On Oct 13, 2005, at 1:15 AM, Ben Fowler wrote:
I think, though I may be wrong, that someone would have to decide what goes into the group of callbacks available a "knowledge of View classes in general, or knowledge of a putative View base class", and probably someone will have had to design the architecture so that it was available when the list of callbacks required was originally made.
Not so much.
That's a bit like putting the cart before the horse. Or letting the tail wag the dog.
The key is not View classes and knowledge of View classes. Rather, one should start with the Model classes. Get those defined to perform their abstract behaviors and such. Focus on the functionality.

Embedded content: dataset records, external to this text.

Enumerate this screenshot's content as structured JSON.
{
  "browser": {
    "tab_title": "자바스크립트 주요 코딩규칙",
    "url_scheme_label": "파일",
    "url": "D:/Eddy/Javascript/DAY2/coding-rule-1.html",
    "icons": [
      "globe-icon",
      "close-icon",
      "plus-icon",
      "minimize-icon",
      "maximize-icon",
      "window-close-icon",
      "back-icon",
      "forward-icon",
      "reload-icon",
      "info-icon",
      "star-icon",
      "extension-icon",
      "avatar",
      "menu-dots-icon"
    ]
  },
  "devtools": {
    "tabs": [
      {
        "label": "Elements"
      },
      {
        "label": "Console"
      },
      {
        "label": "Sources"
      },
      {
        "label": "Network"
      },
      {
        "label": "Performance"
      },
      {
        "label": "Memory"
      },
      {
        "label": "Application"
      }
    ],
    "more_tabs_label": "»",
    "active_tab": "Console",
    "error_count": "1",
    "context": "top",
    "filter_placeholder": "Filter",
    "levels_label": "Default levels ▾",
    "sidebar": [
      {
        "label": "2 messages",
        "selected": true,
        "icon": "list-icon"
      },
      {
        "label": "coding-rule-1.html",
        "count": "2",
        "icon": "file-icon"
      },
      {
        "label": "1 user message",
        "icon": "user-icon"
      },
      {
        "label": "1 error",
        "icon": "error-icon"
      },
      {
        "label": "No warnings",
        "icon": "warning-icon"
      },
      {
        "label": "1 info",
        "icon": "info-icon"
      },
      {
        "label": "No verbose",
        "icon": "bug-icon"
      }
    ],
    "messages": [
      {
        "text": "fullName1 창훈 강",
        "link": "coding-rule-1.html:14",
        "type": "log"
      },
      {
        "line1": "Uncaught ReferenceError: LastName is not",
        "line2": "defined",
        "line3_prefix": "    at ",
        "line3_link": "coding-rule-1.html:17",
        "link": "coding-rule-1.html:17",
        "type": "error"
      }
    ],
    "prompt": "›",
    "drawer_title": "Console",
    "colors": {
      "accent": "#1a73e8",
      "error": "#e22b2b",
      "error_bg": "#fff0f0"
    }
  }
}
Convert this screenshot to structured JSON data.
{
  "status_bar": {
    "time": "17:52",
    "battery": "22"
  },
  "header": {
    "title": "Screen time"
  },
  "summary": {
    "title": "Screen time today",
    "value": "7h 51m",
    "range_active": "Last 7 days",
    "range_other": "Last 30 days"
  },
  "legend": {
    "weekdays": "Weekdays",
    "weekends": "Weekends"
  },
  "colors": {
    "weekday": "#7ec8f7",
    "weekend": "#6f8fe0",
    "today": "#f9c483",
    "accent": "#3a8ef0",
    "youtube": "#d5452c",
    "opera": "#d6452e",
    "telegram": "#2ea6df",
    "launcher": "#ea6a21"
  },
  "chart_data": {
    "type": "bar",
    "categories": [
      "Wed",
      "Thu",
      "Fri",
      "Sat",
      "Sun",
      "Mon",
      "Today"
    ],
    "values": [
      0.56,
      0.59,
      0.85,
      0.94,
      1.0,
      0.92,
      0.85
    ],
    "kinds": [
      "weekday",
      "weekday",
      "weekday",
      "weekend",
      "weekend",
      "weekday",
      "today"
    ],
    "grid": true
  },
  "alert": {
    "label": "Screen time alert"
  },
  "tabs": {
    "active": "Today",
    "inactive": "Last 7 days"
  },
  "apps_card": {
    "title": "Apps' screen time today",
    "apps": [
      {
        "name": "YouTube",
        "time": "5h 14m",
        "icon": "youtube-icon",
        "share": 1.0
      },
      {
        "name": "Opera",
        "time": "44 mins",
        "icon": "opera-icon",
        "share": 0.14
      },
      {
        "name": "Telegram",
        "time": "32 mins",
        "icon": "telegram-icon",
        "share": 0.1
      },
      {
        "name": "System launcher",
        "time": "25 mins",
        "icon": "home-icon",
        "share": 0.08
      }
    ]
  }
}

Then it's easy to hook up either View classes or *other* Model classes. Since the Model is very agnostic and unaware of what is calling it and listening to it, there really is no need to start from the other side. Start from defining the actual functionality of the "work" that's needed to be done.
for the benefit of grep, and perhaps re-arrange the code and/or the namespaces and/or the directory structure and/or the Makefiles, so that those files could be compiled and linked without GTK+ and without GDK.
Some work might get in that direction. However, you have that Inkscape is primarily an Editor, so UI is a key part and GTK+ use is very prevalent. And we like to be able to make it do drawing in a cross-platform manner, so GDK is used heavily. Just take a peek at the GDK API and you'll see there are a few handy things in there, including pixmap support. And remember that even in command-line mode, Inkscape's main purpose is to "draw" a graphic for output.
(Obviously I would also like to tag other files as VIEW and CONTROLLER, but this is far less important, and from comments above, I guess not sustainable).
Again, I don't think we'll ever have need of a separated Controller class. Patters other than MVC give us more payoff. Focusing on using the Facade pattern, for example, gives much more of the main benefit.
Also, is there (or should there be) an Inkscape API?
Depends what you mean by "Inkscape API".
The main plan at the moment is to get things setup with exposure as a full DOM tree, with UI and functionality as DOM also. Then exposing the standard DOM trees and events and such via language bindings (probably SWIG).